Tuesday, April 06, 2010

The Onesie Dress

This is Emily's Easter dress that I made for her last week. You can click on the picture to make it really big. I wasn't going to make an Easter dress (Melissa had purchased a really cute one already), but I saw this bunny and egg fabric on clearance at Hancock's and bought some for next year. But at the last minute I decided to add a 1/4 yard to the purchase and make a Onesie dress. I bought the contrasting fabric at JoAnn's. I found the idea for the dress at Lila Tueller Designs. She uses elastic thread wound on the bobbin and I tried, really, really tried to make it work for me. But it didn't. So here is what I did instead:

I used Lila Tueller's length measurement for the skirt and made my strip of bunny fabric and the two contrast fabrics. I used the full width of the fabrics. I cut a strip of the peach fabric twice as long as I wanted the band to be and then ironed it wrong sides together--look Ma: no hem! I sewed the peach fabric strip to the bunny fabris wrong sides together and then ironed the seam towards the peach. The green strip I ran through my bias maker even though it wasn't cut on the bias. This folded the two edges into the center (if you don't have a bias maker you can of course iron it and burn your fingers while you're at it ;). I then laid the green strip over the seam and edge stitched it in place. Then I narrow hemmed the top of the bunny fabric. Then the side seam. I was going to French seam it but it's really hard to French seam over the bulk of the bands. So I just serged it.

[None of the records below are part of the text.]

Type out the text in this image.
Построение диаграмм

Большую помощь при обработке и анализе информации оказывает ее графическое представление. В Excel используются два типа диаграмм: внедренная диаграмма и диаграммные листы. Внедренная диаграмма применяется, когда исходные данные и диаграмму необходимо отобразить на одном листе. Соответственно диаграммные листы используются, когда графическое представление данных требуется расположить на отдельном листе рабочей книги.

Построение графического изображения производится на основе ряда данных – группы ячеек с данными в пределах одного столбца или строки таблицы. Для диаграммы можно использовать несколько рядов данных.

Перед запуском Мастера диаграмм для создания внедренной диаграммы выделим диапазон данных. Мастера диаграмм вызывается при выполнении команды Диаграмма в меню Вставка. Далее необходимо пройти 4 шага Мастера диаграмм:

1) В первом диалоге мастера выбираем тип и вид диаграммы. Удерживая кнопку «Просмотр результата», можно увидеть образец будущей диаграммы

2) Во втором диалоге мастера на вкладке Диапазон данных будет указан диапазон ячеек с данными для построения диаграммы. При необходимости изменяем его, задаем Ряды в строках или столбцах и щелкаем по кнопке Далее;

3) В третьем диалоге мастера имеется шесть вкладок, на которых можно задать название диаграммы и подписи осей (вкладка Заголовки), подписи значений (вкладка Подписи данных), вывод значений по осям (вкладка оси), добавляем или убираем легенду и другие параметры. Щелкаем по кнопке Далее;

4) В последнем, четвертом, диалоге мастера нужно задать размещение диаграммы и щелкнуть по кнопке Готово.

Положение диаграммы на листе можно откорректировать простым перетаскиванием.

Using your seam as one side seam fold the skirt in half and mark that point, fold it half again and mark your center front and center back. Now we're going to gather: Ordinarily you would do your gathering stitch with the right side of the item facing up since you'd be pulling the threads on the wrong side. We'll be pulling the threads on the right side side so sew your gathers with the right side of the fabric down. I gathered at 1/4" and again at about 5/8". Stop your sewing at each side seam, and then start over. It will be so much easier to gather with only having to pull your threads this shorter distance.

Now for the onesie: Mark a line under the armholes--I did it about 1/4-1/2" away. That's going to be the sewing line you're aiming for. Mark the center front and center back of the onesie. And here comes the part where you really need to be careful so you don't have to unpick the skirt (I learned this the hard way). Pin the skirt to the onesie matching your markings. Now follow that "line" down the skirt and the onesie and pin the skirt to the onesie there also in a few more spots. This will help keep the onesie from creeping up into the stitching line and ending up with lots of the body in the wrong place. Pull up the gathering threads to size and pin, pin, pin, pin. You can't have too many pins.

Now set your machine for a narrow and fairly long zig zag stitch so that the fabric will have some stretch. Slip your onesie over the arm of your machine and carefully sew between the gathering threads. Remove your gathering threads and you're done! Easy Peasy.

The flower is just a strip of fabric folded in half and then the raw edges were handsewn to gather. I then sewed a button in the center to hid the raw edges. Since raw edged flowers are so popular it would be really fun to gather the folded edge and then you wouldn't need the button. The leaf was a circle cut free hand. Then it was folded in half and pressed. Then the folded edges were folded to meet in the center, this makes a tear drop shape. Gather the rounded edge and you've got your leaf. Or just go buy a matching flower.

One of Lila Tueller's variations uses fat quarters. Fat quarters are on sale for 99 cents each at JoAnn's April 11-17 for their Daffodil Dash Sale. Also keep a look out at quilting shops; they often run specials on fat quarters--like buy five get one free. And guess what? Lila recommends six fat quarters for her design.

The matching shoes are from a pattern I purchased at The Material Girls Quilt Shop. They were a lot of fun.

I found "imitation" onesies at Dollar Tree for, you guessed it, one dollar. Keep in mind they run really small and shrink up even more. This dress is so easy and fun to make that you don't need to worry about the durability of the outfit since you won't have a lot of time invested in the creating. Plus babies outgrow things at an alarming rate. For which I'm really thankful for because that means more sewing! The 6-9 month size shrank up to (Gerber/Carters) newborn size. I've purchased a pack of Carters onesies and am going to try dyeing a couple of them.

It can't be said enough: Prewash everything. If it's going to be a gift, subject the "raw" materials to the worst laundering you can imagine. Like hot water and a hot dryer.

Now go forth and create and email me your take on the design.


Blogger L3 said...

I think I can do it! I won't have to ask you to. I think the directions made perfect sense. I just need to get a bias maker. What kind do you have and where can I find it?
I will MAKE someone take me to JoAnn's for fat quarters this weekend.